Долго ли, коротко, но пришёл срок, и купец домой вернулся с барышом превеликим, товаром заморским и подарками для дочерей своих.
Надела Велена убор царский и пошла приказывать. Что бы она не пожелала, в тот же миг все исполняли.
Открыла Гневана ларец, достала горсть каменьев драгоценных, а ларец опять полнехоньким стал. И сколько бы она ни брала, ларец полным оставался.
Очень скоро надоели сестрам подарки. Все желания исполнены, весь дом завален изумрудами да алмазами. Скучно стало, нерадостно. Глядя, а Ачина ходит везде со своим зеркальцем. Наведёт его на человека, увидит хворь какую скрытую, поможет кому словом ласковым, кому советом добрым, кому отваром трав целебных. Наведет зеркальце на животинку какую, поймет, что за беда приключилась, и вылечит. И от дел этих добрых так хорошо ей, так радостно на душе, что вся аж светится.
Завидно стало сестрам. Они-то уж давно назабавились своими подарками, а эта, мол, всегда себе занятие найдёт да довольная ходит. Думали-думали они и решили младшую сгубить да зеркальце себе забрать, сама-то ведь не отдаст.
Вот собрались они в лес, зовут с собой Ачину.
– Пойдём с нами. В лесу малины видимо-невидимо. Сами полакомимся и домой на варенье принесем, – уговаривали они сестру. – И зеркальце возьми, вдруг какую зверушку вылечишь…

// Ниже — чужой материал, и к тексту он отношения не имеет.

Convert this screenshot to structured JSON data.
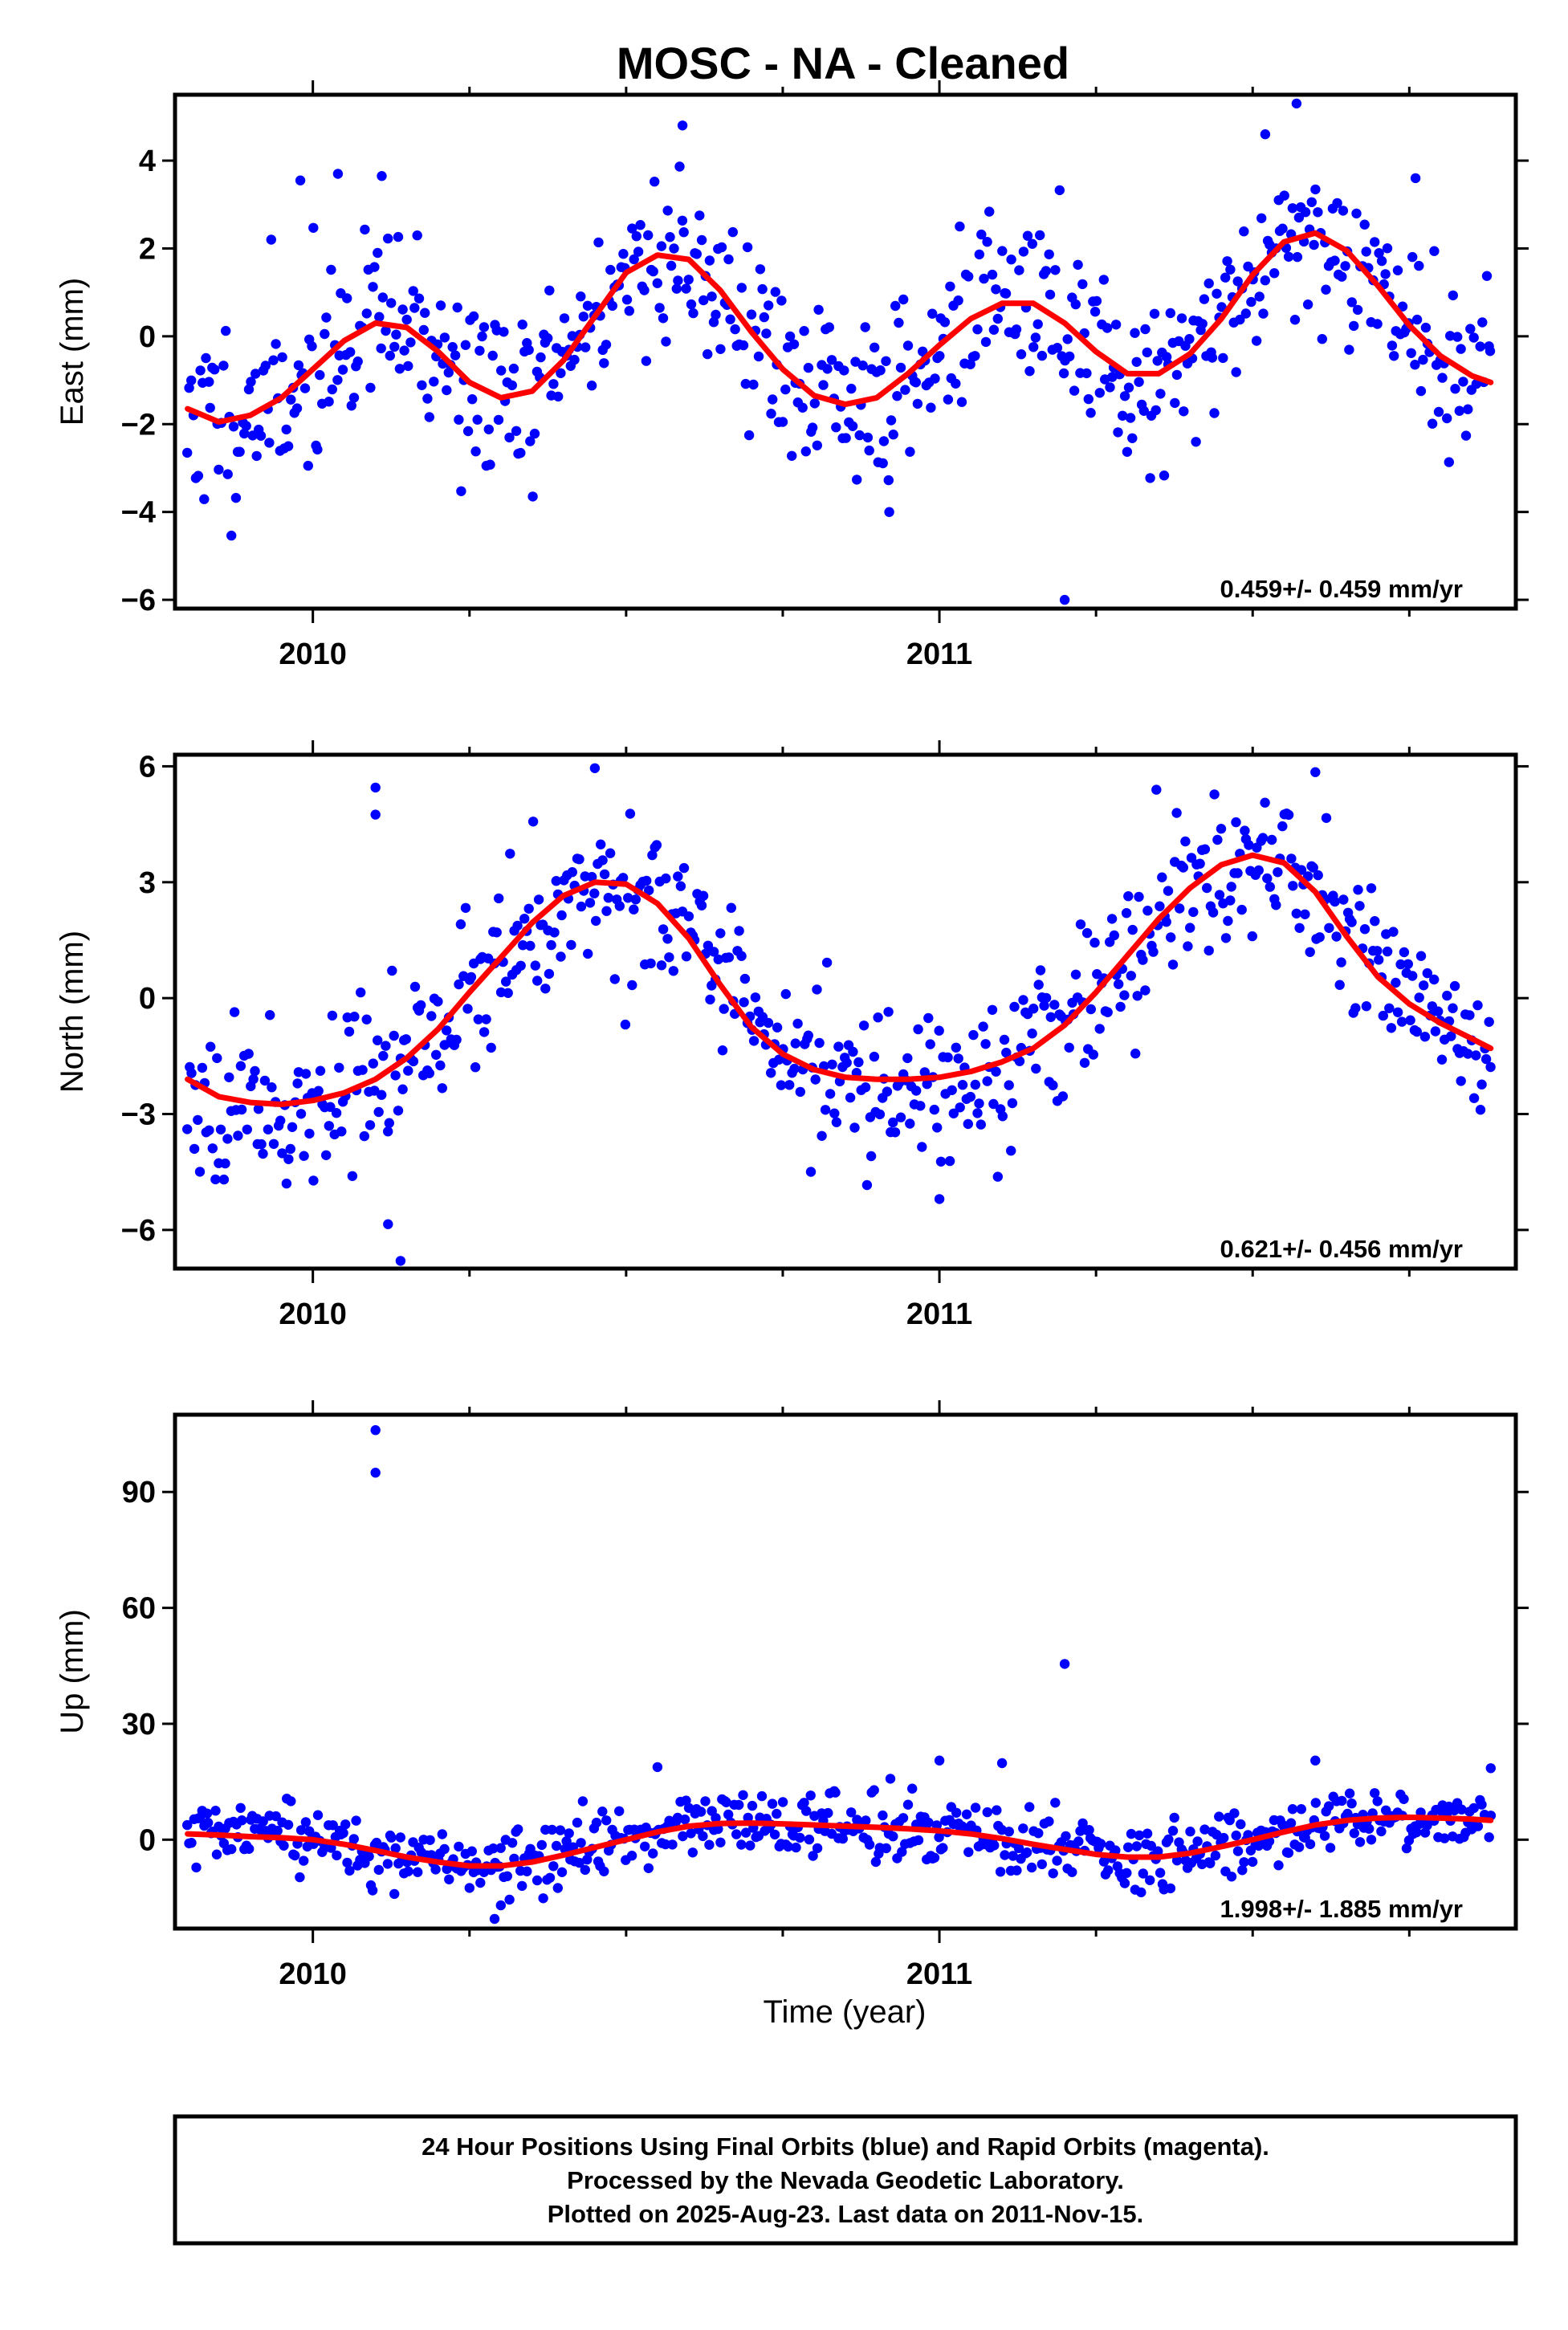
{
  "title": "MOSC  - NA - Cleaned",
  "xlabel": "Time (year)",
  "footer": {
    "line1": "24 Hour Positions Using Final Orbits (blue) and Rapid Orbits (magenta).",
    "line2": "Processed by the Nevada Geodetic Laboratory.",
    "line3": "Plotted on 2025-Aug-23. Last data on 2011-Nov-15."
  },
  "colors": {
    "points": "#0000ff",
    "fit": "#ff0000",
    "frame": "#000000"
  },
  "chart_data": [
    {
      "type": "scatter",
      "component": "east",
      "ylabel": "East (mm)",
      "rate": "0.459+/- 0.459 mm/yr",
      "xlim": [
        2009.78,
        2011.92
      ],
      "ylim": [
        -6.2,
        5.5
      ],
      "yticks": [
        4,
        2,
        0,
        -2,
        -4,
        -6
      ],
      "ytick_labels": [
        "4",
        "2",
        "0",
        "−2",
        "−4",
        "−6"
      ],
      "xticks": [
        2010,
        2011
      ],
      "xtick_labels": [
        "2010",
        "2011"
      ],
      "fit_x": [
        2009.8,
        2009.85,
        2009.9,
        2009.95,
        2010.0,
        2010.05,
        2010.1,
        2010.15,
        2010.2,
        2010.25,
        2010.3,
        2010.35,
        2010.4,
        2010.45,
        2010.5,
        2010.55,
        2010.6,
        2010.65,
        2010.7,
        2010.75,
        2010.8,
        2010.85,
        2010.9,
        2010.95,
        2011.0,
        2011.05,
        2011.1,
        2011.15,
        2011.2,
        2011.25,
        2011.3,
        2011.35,
        2011.4,
        2011.45,
        2011.5,
        2011.55,
        2011.6,
        2011.65,
        2011.7,
        2011.75,
        2011.8,
        2011.85,
        2011.88
      ],
      "fit_y": [
        -1.65,
        -1.95,
        -1.8,
        -1.4,
        -0.75,
        -0.1,
        0.3,
        0.2,
        -0.35,
        -1.05,
        -1.4,
        -1.25,
        -0.55,
        0.45,
        1.45,
        1.85,
        1.75,
        1.05,
        0.1,
        -0.75,
        -1.35,
        -1.55,
        -1.4,
        -0.85,
        -0.2,
        0.4,
        0.75,
        0.75,
        0.3,
        -0.35,
        -0.85,
        -0.85,
        -0.4,
        0.4,
        1.4,
        2.15,
        2.35,
        1.95,
        1.15,
        0.25,
        -0.45,
        -0.9,
        -1.05
      ],
      "scatter": {
        "seed": 11,
        "x_start": 2009.8,
        "x_end": 2011.88,
        "n": 620,
        "noise": 1.05,
        "outliers": [
          [
            2009.98,
            3.55
          ],
          [
            2010.04,
            3.7
          ],
          [
            2010.11,
            3.65
          ],
          [
            2010.59,
            4.8
          ],
          [
            2010.92,
            -4.0
          ],
          [
            2011.2,
            -6.0
          ],
          [
            2011.57,
            5.3
          ],
          [
            2011.52,
            4.6
          ],
          [
            2011.76,
            3.6
          ]
        ]
      }
    },
    {
      "type": "scatter",
      "component": "north",
      "ylabel": "North (mm)",
      "rate": "0.621+/- 0.456 mm/yr",
      "xlim": [
        2009.78,
        2011.92
      ],
      "ylim": [
        -7.0,
        6.3
      ],
      "yticks": [
        6,
        3,
        0,
        -3,
        -6
      ],
      "ytick_labels": [
        "6",
        "3",
        "0",
        "−3",
        "−6"
      ],
      "xticks": [
        2010,
        2011
      ],
      "xtick_labels": [
        "2010",
        "2011"
      ],
      "fit_x": [
        2009.8,
        2009.85,
        2009.9,
        2009.95,
        2010.0,
        2010.05,
        2010.1,
        2010.15,
        2010.2,
        2010.25,
        2010.3,
        2010.35,
        2010.4,
        2010.45,
        2010.5,
        2010.55,
        2010.6,
        2010.65,
        2010.7,
        2010.75,
        2010.8,
        2010.85,
        2010.9,
        2010.95,
        2011.0,
        2011.05,
        2011.1,
        2011.15,
        2011.2,
        2011.25,
        2011.3,
        2011.35,
        2011.4,
        2011.45,
        2011.5,
        2011.55,
        2011.6,
        2011.65,
        2011.7,
        2011.75,
        2011.8,
        2011.85,
        2011.88
      ],
      "fit_y": [
        -2.1,
        -2.55,
        -2.7,
        -2.75,
        -2.65,
        -2.45,
        -2.1,
        -1.55,
        -0.8,
        0.15,
        1.05,
        1.95,
        2.65,
        3.0,
        2.95,
        2.45,
        1.55,
        0.35,
        -0.75,
        -1.45,
        -1.85,
        -2.05,
        -2.1,
        -2.1,
        -2.05,
        -1.9,
        -1.65,
        -1.3,
        -0.7,
        0.15,
        1.1,
        2.05,
        2.85,
        3.45,
        3.7,
        3.5,
        2.75,
        1.6,
        0.55,
        -0.15,
        -0.65,
        -1.05,
        -1.3
      ],
      "scatter": {
        "seed": 23,
        "x_start": 2009.8,
        "x_end": 2011.88,
        "n": 620,
        "noise": 1.0,
        "outliers": [
          [
            2010.1,
            5.45
          ],
          [
            2010.1,
            4.75
          ],
          [
            2010.14,
            -6.8
          ],
          [
            2010.45,
            5.95
          ],
          [
            2011.0,
            -5.2
          ],
          [
            2011.6,
            5.85
          ],
          [
            2010.12,
            -5.85
          ]
        ]
      }
    },
    {
      "type": "scatter",
      "component": "up",
      "ylabel": "Up (mm)",
      "rate": "1.998+/- 1.885 mm/yr",
      "xlim": [
        2009.78,
        2011.92
      ],
      "ylim": [
        -23,
        110
      ],
      "yticks": [
        90,
        60,
        30,
        0
      ],
      "ytick_labels": [
        "90",
        "60",
        "30",
        "0"
      ],
      "xticks": [
        2010,
        2011
      ],
      "xtick_labels": [
        "2010",
        "2011"
      ],
      "fit_x": [
        2009.8,
        2009.85,
        2009.9,
        2009.95,
        2010.0,
        2010.05,
        2010.1,
        2010.15,
        2010.2,
        2010.25,
        2010.3,
        2010.35,
        2010.4,
        2010.45,
        2010.5,
        2010.55,
        2010.6,
        2010.65,
        2010.7,
        2010.75,
        2010.8,
        2010.85,
        2010.9,
        2010.95,
        2011.0,
        2011.05,
        2011.1,
        2011.15,
        2011.2,
        2011.25,
        2011.3,
        2011.35,
        2011.4,
        2011.45,
        2011.5,
        2011.55,
        2011.6,
        2011.65,
        2011.7,
        2011.75,
        2011.8,
        2011.85,
        2011.88
      ],
      "fit_y": [
        1.5,
        1.2,
        0.8,
        0.5,
        0.0,
        -1.2,
        -2.8,
        -4.5,
        -5.8,
        -6.8,
        -6.8,
        -5.8,
        -4.0,
        -2.0,
        0.0,
        2.0,
        3.5,
        4.2,
        4.3,
        4.1,
        3.8,
        3.5,
        3.2,
        2.8,
        2.3,
        1.5,
        0.3,
        -1.2,
        -2.5,
        -3.8,
        -4.5,
        -4.5,
        -3.5,
        -1.8,
        0.0,
        2.0,
        3.8,
        5.0,
        5.6,
        5.8,
        5.6,
        5.3,
        5.0
      ],
      "scatter": {
        "seed": 37,
        "x_start": 2009.8,
        "x_end": 2011.88,
        "n": 620,
        "noise": 4.2,
        "outliers": [
          [
            2010.1,
            106
          ],
          [
            2010.1,
            95
          ],
          [
            2011.2,
            45.5
          ],
          [
            2011.0,
            20.5
          ],
          [
            2011.1,
            19.8
          ],
          [
            2010.55,
            18.8
          ],
          [
            2011.6,
            20.5
          ],
          [
            2011.88,
            18.5
          ],
          [
            2010.29,
            -20.5
          ],
          [
            2010.3,
            -17
          ]
        ]
      }
    }
  ]
}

В лес зашли, Ачина песни поет да ягоды собирает. Уж полно лукошко набрала, а старшие идут да всё место укромное выбирают. И зашли они в самую гущу, где Леший с Кикиморой живут. Стукнули тогда они камнем сестрицу по голове, отобрали Зеркальце, да к дереву высокому бедную сестрицу привязали дикому зверю на съедение.
Домой прибежали, рыдают :
– Батюшка! Не гневись! Не углядели, не уберегли сестрицу. Зверь лютый Ачину загрыз. Сами еле спаслись.
Зарыдал отец, застонал дом, завыл Домовой, захлопал дверями и окнами.
А надо сказать, что леший Лешик и домовой Мотя большими друзьями были, частенько в гости друг к дружке хаживали, за чайком ароматным разговоры разговаривали, всё Ачину хвалили да сестриц ругали. Вот и прибежал Лёшик к Моте, рассказал, как младшую сгубили и что та теперь веревками тугими к дубу привязана.
Стали они думать да гадать, как же им всё Добрану поведать, ведь язык их только Ачина понимала. И придумали: Мотя её вещи раскидал да дорожку ими выложил до леса, а Лёшик цветами её любимыми тропочку до дерева высокого указал, где смерть свою встретила Ачина.
Добежал купец до дуба могучего, увидел доченьку свою любимую, разрубил верёвки, положил тело бездыханное на травушку густую. Встал отец перед ней на колени, а та лежит, как живая, даже румянец на щёчках ещё не сошёл. Кажется, вот-вот откроет свои глазки лучистые, улыбнется батюшке, утешит да слёзы осушит.
– Встань, купец! – раздался вдруг голос в голове Добрана. Это Лёшик с Мотей достучались до сердца отцовского. – Иди за нами!
Удивился он, но послушался, встал и за голосом пошёл. И пришли они к двум источникам. В одном вода тёмная, ни травинки вокруг, ни птички, ни зверушки. В другом – вода светлая, прозрачная, цветы кругом глаз радуют, птички поют да зверье всякое из источника того воду пьёт.
– Набери водицы, – продолжал голос. – Мертвой рану смочи, а Живой потом побрызгай.
Так Добран и сделал. Мёртвой водой обмыл рану дочери своей, рана и затянулась, как и не было. Потом побрызгал Живой водой. Ачина и ожила, глазки свои открыла, батюшку обняла, утешила, слёзы его осушила.
Вернулись они домой. Запер купец дочерей старших в темницу, отобрал все подарки и наряды.
– Потом решу, что с вами делать, – сказал он, отдал Ачине Зеркальце, а та и рада: столько дел накопилось, пока её не было!